By Stanley White
TOKYO, Sept 17 (Reuters) - Japanese stocks fell on Thursday,
dragged lower by major exporters after the U.S. Federal
Reserve's pledge to keep rates near zero until at least 2023
sent the yen to a seven-week high against the dollar.
The Nikkei 225 index .N225 fell 0.67% to 23,319.37, with
consumer discretionary and industrial sectors leading the
decline. The broader Topix .TOPX fell 0.36% to 1,638.40.

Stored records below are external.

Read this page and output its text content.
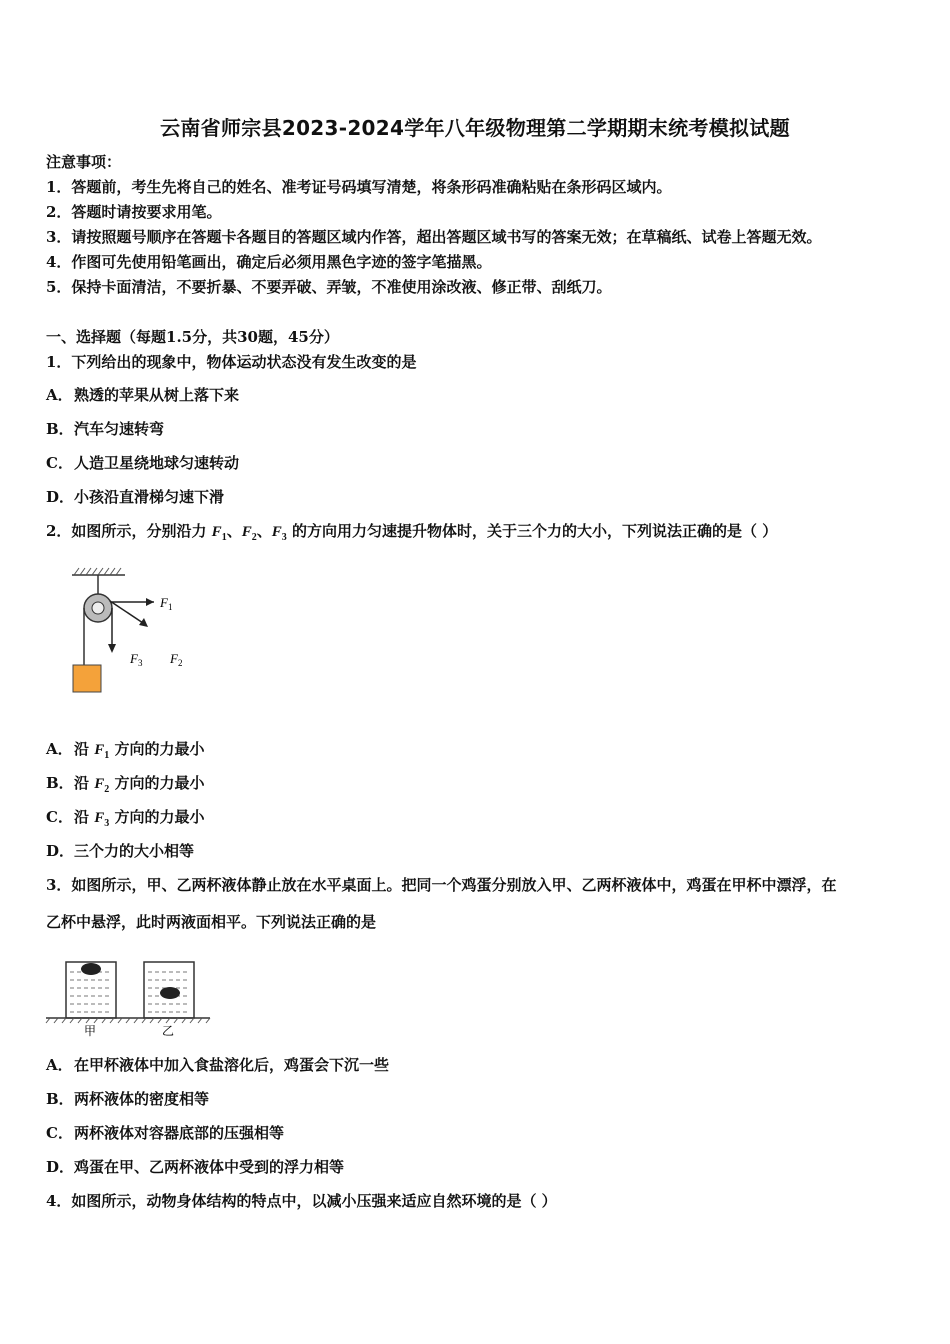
云南省师宗县2023-2024学年八年级物理第二学期期末统考模拟试题
注意事项：
1．答题前，考生先将自己的姓名、准考证号码填写清楚，将条形码准确粘贴在条形码区域内。
2．答题时请按要求用笔。
3．请按照题号顺序在答题卡各题目的答题区域内作答，超出答题区域书写的答案无效；在草稿纸、试卷上答题无效。
4．作图可先使用铅笔画出，确定后必须用黑色字迹的签字笔描黑。
5．保持卡面清洁，不要折暴、不要弄破、弄皱，不准使用涂改液、修正带、刮纸刀。
一、选择题（每题1.5分，共30题，45分）
1．下列给出的现象中，物体运动状态没有发生改变的是
A．熟透的苹果从树上落下来
B．汽车匀速转弯
C．人造卫星绕地球匀速转动
D．小孩沿直滑梯匀速下滑
2．如图所示，分别沿力 $F_1$、$F_2$、$F_3$ 的方向用力匀速提升物体时，关于三个力的大小，下列说法正确的是（ ）
$F_1$
$F_2$
$F_3$
A．沿 $F_1$ 方向的力最小
B．沿 $F_2$ 方向的力最小
C．沿 $F_3$ 方向的力最小
D．三个力的大小相等
3．如图所示，甲、乙两杯液体静止放在水平桌面上。把同一个鸡蛋分别放入甲、乙两杯液体中，鸡蛋在甲杯中漂浮，在
乙杯中悬浮，此时两液面相平。下列说法正确的是
甲	乙
A．在甲杯液体中加入食盐溶化后，鸡蛋会下沉一些
B．两杯液体的密度相等
C．两杯液体对容器底部的压强相等
D．鸡蛋在甲、乙两杯液体中受到的浮力相等
4．如图所示，动物身体结构的特点中，以减小压强来适应自然环境的是（ ）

The U.S. central bank on Wednesday vowed to keep interest
rates near zero until inflation is on track to overshoot its 2%
target, pushing the yen JPY=EBS to 104.80 per dollar, the
strongest since July 31. The yen's strength weighed on the auto sector, a major
exporter. Honda Motor 7267.T declined 1.5%, Isuzu Motors Ltd
7202.T lost 5.09% and Nissan Motor Co 7201.T fell 2.37%.
The Bank of Japan kept monetary policy unchanged at a
meeting earlier on Thursday. Traders now focus on BOJ Governor
Haruhiko Kuroda's press conference, where he is likely to
emphasise his willingness to cooperate with new Prime Minister
Yoshihide Suga, analysts said. The stocks that gained the most among the top 30 core Topix
names were electronics maker Keyence Corp 6861.T , up 1.26%,
followed by convenience store operator Seven & I Holdings Co Ltd
3382.T , which also rose 1.26%.
The underperformers among the Topix 30 were East Japan
Railway Co 9020.T , down 4.67%, followed by Central Japan
Railway Co 9022.T losing 4.11%.
There were 61 advancers on the Nikkei index against 156
decliners.
The volume of shares traded on the Tokyo Stock Exchange's
main board .TOPX was 1.11 billion, compared with the average
of 1.13 billion in the past 30 days.